To evaluate RGCs function, analyze the amplitude and implied time of the components of the PERG responses. In particular measure the amplitude of the N35-P50 wave from the depression of the negative peak, N35, to the peak of the positive peak, P50, and the amplitude of the P50-N95 wave from the peak of the positive peak, P50, to the depression. respectively of the negative peak, N95. In addition, measure the implicit time from the onset of the stimulus to the P50 and N95 peaks. After 7 days from ONC, both components N35-P50 and P50-N95 are significantly reduced compared to controls, while implicit times are increased (Figure 4).
To demonstrate the efficacy of ONC, count the RBPMS immunopositive cells/mm2 in a masked manner. As shown in Figure 5, in the ONC model the number of RBPMS-positive cells is significantly reduced compared to the control retina, indicating a consistent loss of RGCs as successfully induced by ONC.
While the ONC is used as a model for glaucoma in the research setting, the causes of glaucoma cannot be attributed to axonal injury alone. Intraocular pressure (IOP) may also play an important role and there are rodent models that simulate glaucoma by increasing the IOP. In fact, IOP elevation, caused by an imbalance in the production and drainage of aqueous humor in the anterior chamber of the eye, is considered one of the main risk factors in glaucoma (11). Although mouse models of ocular hypertension can be considered as good models of glaucoma, minimum acceptable standards need to be evaluated to validate these models. Each model has its strengths and weaknesses, for example, models using injection of viscous agent or laser photocoagulation are useful to study the effect of IOP elevation on RGC degeneration. In addition, the DBA/2J mouse is used as a model for congenital experimental glaucoma. However, when using this model, it can lead to difficulties in assessing disease progression due to its variability (12,13). In the ONC model discussed here, the contribution of axonal injury to the glaucomatous pathology is independent on the effects of ocular hypertension on RGC dysfunction thus mimicking more precisely traumatic optic neuropathies and representing an excellent model for studying to which extent axonal injury plays a role in glaucomatous pathology.
The advantages of this model are the ease of carrying out the procedure and the rapid onset of pathology.

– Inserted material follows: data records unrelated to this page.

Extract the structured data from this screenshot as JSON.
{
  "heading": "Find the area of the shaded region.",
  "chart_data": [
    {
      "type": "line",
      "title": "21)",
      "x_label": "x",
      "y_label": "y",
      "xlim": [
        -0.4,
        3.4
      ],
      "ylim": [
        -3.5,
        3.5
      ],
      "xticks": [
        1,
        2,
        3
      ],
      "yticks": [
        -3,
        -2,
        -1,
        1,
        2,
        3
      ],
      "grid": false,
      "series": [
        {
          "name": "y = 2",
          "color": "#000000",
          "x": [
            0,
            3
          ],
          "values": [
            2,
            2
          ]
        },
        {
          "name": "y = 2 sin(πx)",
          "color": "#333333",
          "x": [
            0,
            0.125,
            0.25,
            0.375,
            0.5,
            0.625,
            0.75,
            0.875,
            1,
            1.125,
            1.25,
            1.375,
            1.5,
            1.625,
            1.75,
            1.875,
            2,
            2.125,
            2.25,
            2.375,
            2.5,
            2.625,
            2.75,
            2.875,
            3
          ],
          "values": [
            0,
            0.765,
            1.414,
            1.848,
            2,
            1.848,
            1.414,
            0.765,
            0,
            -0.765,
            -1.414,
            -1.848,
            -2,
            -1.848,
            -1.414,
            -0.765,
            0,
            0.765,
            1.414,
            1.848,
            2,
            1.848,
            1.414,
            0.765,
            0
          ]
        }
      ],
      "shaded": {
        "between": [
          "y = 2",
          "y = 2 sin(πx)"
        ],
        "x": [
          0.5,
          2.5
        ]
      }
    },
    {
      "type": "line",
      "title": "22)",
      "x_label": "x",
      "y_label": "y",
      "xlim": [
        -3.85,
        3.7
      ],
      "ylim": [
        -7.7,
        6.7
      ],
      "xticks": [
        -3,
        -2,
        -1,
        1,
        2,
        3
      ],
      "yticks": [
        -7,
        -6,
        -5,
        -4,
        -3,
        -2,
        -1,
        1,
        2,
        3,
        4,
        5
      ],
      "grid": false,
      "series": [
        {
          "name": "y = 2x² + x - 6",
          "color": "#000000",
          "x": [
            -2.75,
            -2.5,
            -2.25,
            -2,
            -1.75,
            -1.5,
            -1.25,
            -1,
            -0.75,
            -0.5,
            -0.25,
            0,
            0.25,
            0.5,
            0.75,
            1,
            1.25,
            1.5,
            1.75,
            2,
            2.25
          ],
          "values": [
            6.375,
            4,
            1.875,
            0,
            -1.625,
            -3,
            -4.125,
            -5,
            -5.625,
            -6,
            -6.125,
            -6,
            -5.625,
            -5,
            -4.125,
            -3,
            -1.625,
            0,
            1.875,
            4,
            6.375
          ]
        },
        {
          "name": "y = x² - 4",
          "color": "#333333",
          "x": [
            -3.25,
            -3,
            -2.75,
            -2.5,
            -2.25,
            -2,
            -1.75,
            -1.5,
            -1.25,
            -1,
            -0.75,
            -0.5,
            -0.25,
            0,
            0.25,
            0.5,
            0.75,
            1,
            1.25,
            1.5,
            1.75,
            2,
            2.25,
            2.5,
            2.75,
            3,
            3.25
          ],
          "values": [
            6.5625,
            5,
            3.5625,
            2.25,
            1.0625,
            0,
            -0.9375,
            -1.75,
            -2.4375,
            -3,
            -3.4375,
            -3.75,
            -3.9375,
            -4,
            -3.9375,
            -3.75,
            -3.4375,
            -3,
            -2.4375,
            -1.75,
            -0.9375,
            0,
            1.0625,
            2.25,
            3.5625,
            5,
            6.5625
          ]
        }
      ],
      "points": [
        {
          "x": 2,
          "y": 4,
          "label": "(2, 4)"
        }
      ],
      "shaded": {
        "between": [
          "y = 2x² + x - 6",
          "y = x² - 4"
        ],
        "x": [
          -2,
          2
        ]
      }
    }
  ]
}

Furthermore, this model involves some features similar to human glaucoma. In fact, a significant portion of RGC injury in glaucoma is believed to occur through mechanical stress at the optic nerve head. Therefore, the ONC model represents a good model for studying the role of axonal injury in glaucomatous pathology (14).
Overall, each of the glaucomatous models has inherent advantages and disadvantages. In general, experimental designs attempt to maximize the information available for each research task. An optimal experiment allows the inferred models with the highest degree of confidence expected. However, in the situation where some models are incomplete, the role of the experimental design must be carefully examined to avoid a complex interpretation of the results.